20.8.14

Abílio Jorge Cosme (iii)

XII

Minhas garras sôfregas e possessivas
Libertam meu desespero e inquietude;
Um pássaro veio morrer nas mãos passivas
De um novo homem, mais pleno da sua atitude.

O Inverno alojou-se pleno de frio intenso
Gelando um mar de ilusões sem esperança;
Em tudo se manifesta o que eu penso
Mas nada herdo do que o sentimento alcança.

Visto de vazio o eco das minhas pretensões,
Nada do que ambicionei se manifestou real;
Na verdade ilustrei fugazes emoções
Na incerteza de promover meu ideal.

Uma ideia transtorna meu dúbio caminho:
Até que ponto se revela minha fantasia?
É que mesmo hoje ainda faço sozinho
O que de errado, outrora, eu tanto fazia.

Não posso corrigir defeitos dos quais não estou certo,
Nem posso continuar a mentir-me com falsas qualidades;
Mas ingenuamente sincero entrego-me mais aberto,
Só que tão de perto que sou eu só nessas verdades.

Assim eu me vejo pássaro morto em tortura
Naquilo que tentei agradar para ser sem rejeição:
Foi o desespero que resgatou na íntima procura
A cobardia derrotista dos meus gestos de afeição.

XIII

A verdade é um pilar inconstante
Da cegueira da nossa firmeza;
Quem dela está perto é mais adiante
Sendo o último a ter a certeza.

XIV

Na minha  vida, um dilúvio de dúvidas
Inundou a parca esperança de saber responder
Às necessidades emocionais mais escondidas
Pela desvalorização da intimidade a se dissolver.

Mas um dia acordei já muito diferente,
Minha vontade foi começar tudo de novo:
A casa, a obra, novo espírito, nova mente;
Hoje a vida é bem mais aquela que aprovo.

É nas pausas que repouso pensativamente:
"Como seria se tivesse decidido outro rumo?"
Mas a alegria de estar como estou é proeminente.

Agora peço por amor, coragem e estabilidade,
Pois minha vida renova o que assumo:
Nada me retém! Nem a ânsia da saudade!

XV

A opinião ilude quem a defende
E a usa como razão que protege.
Minh'alma egotista só compreende
A dignidade do caminho que ela elege.

Assim, não recebo a harmonia do engodo
Das tuas versões sóbrias e inteligentes.
Com desconfiança, analiso esse todo,
Mas o que sinto é meu, pois somos diferentes.

Se de repente teu olhar desaprovasse
Um mero raciocínio de carisma ilógico,
Creio que pudesse aceitar a ironia e a calasse
Pois, face a face, meu delírio é trágico.

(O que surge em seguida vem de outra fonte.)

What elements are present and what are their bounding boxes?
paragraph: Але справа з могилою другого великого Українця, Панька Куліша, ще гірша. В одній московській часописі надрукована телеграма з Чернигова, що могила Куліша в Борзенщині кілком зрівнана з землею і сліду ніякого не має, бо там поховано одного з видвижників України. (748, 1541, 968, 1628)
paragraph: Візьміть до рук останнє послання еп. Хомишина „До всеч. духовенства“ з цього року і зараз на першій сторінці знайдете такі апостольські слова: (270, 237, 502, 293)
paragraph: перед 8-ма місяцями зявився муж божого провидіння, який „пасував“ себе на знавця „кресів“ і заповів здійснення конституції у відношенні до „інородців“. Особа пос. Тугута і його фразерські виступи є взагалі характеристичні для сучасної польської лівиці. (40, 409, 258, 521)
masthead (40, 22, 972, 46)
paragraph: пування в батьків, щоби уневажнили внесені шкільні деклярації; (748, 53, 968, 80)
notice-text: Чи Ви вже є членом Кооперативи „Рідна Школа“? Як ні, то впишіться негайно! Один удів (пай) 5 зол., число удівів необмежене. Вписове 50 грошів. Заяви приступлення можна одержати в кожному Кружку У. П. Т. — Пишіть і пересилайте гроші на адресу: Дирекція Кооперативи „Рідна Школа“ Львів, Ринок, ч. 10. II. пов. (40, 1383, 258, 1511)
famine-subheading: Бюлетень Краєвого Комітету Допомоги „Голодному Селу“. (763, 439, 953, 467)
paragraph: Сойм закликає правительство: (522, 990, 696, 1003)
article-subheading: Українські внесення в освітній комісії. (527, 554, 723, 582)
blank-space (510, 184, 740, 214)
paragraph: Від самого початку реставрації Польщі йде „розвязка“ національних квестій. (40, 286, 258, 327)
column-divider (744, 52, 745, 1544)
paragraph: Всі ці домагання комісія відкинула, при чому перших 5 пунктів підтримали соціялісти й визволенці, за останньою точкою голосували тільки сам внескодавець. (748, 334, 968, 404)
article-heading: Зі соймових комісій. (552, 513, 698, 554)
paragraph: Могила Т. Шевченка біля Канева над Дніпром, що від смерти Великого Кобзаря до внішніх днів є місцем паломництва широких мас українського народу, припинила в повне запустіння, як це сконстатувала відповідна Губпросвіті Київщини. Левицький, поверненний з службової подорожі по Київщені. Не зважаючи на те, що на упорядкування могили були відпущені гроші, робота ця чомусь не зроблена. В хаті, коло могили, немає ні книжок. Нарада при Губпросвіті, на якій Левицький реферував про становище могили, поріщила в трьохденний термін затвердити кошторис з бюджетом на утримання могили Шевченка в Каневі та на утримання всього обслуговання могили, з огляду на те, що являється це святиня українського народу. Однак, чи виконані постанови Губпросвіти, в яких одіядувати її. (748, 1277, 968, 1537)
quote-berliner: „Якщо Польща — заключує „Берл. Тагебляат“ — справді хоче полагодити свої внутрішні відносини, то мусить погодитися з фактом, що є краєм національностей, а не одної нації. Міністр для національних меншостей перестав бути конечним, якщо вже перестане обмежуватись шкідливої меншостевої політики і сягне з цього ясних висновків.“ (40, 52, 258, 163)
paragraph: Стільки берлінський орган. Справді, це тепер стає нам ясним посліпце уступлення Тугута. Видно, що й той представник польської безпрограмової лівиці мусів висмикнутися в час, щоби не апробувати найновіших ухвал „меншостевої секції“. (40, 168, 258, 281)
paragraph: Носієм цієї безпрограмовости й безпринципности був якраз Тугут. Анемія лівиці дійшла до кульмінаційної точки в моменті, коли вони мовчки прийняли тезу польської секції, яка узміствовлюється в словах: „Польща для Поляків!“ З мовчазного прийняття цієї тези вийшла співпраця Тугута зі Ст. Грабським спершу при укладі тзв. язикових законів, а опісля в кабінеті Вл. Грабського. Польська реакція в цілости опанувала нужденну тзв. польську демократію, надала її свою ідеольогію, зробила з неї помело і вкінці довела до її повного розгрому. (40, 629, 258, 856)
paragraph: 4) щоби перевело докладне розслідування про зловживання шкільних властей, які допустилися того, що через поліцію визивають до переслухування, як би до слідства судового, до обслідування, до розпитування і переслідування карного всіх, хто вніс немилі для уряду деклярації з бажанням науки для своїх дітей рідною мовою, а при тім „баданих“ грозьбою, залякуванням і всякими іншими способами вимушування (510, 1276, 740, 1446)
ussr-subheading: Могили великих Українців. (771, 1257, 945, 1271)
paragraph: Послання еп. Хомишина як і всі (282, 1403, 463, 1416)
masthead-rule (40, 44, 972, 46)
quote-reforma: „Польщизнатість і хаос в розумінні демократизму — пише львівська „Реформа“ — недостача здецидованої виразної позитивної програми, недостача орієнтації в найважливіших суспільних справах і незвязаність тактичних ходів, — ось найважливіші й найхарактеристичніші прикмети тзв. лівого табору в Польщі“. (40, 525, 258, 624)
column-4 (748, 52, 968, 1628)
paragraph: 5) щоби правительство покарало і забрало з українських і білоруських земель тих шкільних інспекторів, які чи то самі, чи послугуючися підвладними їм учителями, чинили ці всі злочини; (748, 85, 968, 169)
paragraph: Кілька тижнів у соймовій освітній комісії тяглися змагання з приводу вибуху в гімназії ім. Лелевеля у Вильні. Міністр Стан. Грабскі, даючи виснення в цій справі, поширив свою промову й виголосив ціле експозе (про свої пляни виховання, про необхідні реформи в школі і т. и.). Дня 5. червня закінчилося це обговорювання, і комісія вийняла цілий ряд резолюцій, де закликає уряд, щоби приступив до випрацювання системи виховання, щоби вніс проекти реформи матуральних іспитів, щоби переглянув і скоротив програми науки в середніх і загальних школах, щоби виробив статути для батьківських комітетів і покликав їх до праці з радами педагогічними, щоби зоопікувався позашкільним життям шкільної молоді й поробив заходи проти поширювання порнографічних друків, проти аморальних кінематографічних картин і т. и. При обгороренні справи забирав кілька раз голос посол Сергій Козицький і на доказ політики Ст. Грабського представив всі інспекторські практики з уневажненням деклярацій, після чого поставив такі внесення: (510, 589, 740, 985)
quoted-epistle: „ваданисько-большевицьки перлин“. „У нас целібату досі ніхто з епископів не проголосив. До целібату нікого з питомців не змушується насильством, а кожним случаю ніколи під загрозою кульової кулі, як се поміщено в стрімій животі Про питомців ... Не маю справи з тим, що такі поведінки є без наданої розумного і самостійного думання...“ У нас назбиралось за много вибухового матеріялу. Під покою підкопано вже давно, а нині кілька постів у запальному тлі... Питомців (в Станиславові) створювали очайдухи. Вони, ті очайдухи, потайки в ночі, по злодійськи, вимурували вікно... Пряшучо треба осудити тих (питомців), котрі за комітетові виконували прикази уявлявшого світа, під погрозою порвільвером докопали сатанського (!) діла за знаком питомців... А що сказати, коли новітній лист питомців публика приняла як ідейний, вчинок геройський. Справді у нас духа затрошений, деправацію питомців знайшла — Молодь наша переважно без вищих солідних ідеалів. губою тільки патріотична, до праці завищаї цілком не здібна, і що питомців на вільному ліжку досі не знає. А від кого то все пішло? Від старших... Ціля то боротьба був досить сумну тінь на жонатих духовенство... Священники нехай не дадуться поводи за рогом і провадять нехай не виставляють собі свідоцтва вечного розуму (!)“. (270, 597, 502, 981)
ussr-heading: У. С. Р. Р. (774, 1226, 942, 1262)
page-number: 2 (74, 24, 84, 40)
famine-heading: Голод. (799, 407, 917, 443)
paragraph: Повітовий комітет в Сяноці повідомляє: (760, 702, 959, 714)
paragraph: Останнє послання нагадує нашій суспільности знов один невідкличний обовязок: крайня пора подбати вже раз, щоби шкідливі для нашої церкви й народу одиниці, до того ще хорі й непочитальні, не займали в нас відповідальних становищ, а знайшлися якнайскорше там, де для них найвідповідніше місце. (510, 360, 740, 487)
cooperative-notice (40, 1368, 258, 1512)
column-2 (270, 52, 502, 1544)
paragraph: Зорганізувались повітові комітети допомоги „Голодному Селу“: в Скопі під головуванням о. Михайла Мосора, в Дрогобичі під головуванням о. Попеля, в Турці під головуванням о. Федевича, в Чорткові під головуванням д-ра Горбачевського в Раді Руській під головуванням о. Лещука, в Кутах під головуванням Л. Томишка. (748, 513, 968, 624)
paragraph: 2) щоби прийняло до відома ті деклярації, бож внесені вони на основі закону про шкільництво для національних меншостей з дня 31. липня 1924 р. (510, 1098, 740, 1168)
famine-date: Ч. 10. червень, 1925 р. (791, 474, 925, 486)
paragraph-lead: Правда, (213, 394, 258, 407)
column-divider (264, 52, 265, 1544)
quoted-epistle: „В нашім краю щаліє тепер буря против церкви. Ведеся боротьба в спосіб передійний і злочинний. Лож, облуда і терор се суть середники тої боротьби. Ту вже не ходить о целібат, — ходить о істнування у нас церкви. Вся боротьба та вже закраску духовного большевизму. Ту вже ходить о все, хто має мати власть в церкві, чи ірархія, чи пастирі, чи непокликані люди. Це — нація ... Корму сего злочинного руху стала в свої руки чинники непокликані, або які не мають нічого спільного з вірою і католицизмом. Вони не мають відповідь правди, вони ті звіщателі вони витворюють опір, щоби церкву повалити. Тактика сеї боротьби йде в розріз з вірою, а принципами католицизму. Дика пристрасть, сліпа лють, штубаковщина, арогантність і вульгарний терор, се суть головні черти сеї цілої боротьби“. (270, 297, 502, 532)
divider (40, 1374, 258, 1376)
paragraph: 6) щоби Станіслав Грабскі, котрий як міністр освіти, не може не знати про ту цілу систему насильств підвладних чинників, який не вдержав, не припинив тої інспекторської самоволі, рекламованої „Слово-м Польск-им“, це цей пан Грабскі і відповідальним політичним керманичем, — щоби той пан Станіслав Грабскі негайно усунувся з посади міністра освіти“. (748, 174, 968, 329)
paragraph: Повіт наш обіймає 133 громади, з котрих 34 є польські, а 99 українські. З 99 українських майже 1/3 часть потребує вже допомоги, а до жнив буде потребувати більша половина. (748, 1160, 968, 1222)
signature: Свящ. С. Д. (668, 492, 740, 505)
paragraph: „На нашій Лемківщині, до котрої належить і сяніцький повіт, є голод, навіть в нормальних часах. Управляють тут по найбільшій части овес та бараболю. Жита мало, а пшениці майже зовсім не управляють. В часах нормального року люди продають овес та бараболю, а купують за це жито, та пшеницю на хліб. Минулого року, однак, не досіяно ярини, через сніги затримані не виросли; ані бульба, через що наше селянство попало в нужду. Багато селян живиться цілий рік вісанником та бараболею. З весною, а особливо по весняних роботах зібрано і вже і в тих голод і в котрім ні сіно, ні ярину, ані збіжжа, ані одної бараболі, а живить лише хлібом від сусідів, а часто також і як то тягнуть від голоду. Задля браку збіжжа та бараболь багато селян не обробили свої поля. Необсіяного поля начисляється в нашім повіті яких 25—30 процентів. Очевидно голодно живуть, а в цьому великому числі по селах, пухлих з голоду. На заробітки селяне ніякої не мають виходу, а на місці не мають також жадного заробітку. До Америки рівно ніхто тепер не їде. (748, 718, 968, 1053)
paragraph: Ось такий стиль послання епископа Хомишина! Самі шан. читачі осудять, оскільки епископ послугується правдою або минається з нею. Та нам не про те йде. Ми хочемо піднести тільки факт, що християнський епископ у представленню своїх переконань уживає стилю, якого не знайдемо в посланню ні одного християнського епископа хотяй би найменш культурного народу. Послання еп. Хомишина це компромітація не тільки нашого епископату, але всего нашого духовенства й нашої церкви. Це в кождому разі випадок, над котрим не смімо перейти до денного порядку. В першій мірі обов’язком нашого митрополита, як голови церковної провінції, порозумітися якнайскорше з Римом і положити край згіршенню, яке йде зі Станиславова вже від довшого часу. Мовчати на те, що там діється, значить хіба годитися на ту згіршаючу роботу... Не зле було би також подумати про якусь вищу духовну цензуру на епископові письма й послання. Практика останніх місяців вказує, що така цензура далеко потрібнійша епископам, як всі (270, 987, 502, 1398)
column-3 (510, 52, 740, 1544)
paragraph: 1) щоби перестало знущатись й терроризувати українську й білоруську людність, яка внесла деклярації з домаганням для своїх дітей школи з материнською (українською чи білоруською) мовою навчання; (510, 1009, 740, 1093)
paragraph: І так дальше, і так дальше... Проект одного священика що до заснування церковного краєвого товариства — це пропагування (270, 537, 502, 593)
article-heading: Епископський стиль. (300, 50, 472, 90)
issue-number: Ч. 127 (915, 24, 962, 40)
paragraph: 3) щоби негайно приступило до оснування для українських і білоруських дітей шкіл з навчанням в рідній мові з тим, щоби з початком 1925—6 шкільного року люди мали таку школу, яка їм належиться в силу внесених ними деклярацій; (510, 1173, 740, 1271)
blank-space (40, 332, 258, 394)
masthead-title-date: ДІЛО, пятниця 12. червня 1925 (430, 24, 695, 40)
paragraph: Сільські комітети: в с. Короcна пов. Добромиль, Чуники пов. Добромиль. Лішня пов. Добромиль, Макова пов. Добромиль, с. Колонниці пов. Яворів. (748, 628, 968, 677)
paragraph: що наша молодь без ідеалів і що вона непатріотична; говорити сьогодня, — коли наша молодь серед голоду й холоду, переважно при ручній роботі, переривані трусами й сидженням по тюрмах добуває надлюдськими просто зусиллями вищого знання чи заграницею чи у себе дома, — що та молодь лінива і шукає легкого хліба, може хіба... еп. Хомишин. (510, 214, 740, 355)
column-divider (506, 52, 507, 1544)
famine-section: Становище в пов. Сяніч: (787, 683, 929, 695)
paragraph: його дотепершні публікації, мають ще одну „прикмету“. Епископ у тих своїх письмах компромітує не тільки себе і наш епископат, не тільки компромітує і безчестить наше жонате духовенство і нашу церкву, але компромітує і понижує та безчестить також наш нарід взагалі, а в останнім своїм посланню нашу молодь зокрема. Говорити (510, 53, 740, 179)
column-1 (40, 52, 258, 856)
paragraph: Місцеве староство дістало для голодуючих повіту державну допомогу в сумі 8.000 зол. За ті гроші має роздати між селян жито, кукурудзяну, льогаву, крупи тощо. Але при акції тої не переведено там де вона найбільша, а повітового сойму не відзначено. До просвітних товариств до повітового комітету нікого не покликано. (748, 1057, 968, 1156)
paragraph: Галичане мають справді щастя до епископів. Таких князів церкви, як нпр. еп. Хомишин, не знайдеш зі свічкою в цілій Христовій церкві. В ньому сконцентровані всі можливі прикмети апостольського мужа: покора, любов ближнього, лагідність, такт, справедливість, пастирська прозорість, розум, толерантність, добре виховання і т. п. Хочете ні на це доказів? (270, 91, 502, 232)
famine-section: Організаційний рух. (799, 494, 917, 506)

Meu coração trava uma luta simbólica,
E não é por vencer que se torna feliz.
Sua natureza é de resistência melancólica,
Pois nem eu compreendo o que ele quis.

Meu mundo interior manifesta-se incompleto,
Incoerente com o ímpeto da minha conduta:
Ambiciono revolucionar meu discurso directo,
Ser mais concreto com o que a alma escuta.

Não há noite sem dia que a complemente;
E o que hoje é um entrave à minha evolução
Não é senão o que germinará da semente
Do que sinto urgente, inconsciente e sem solução.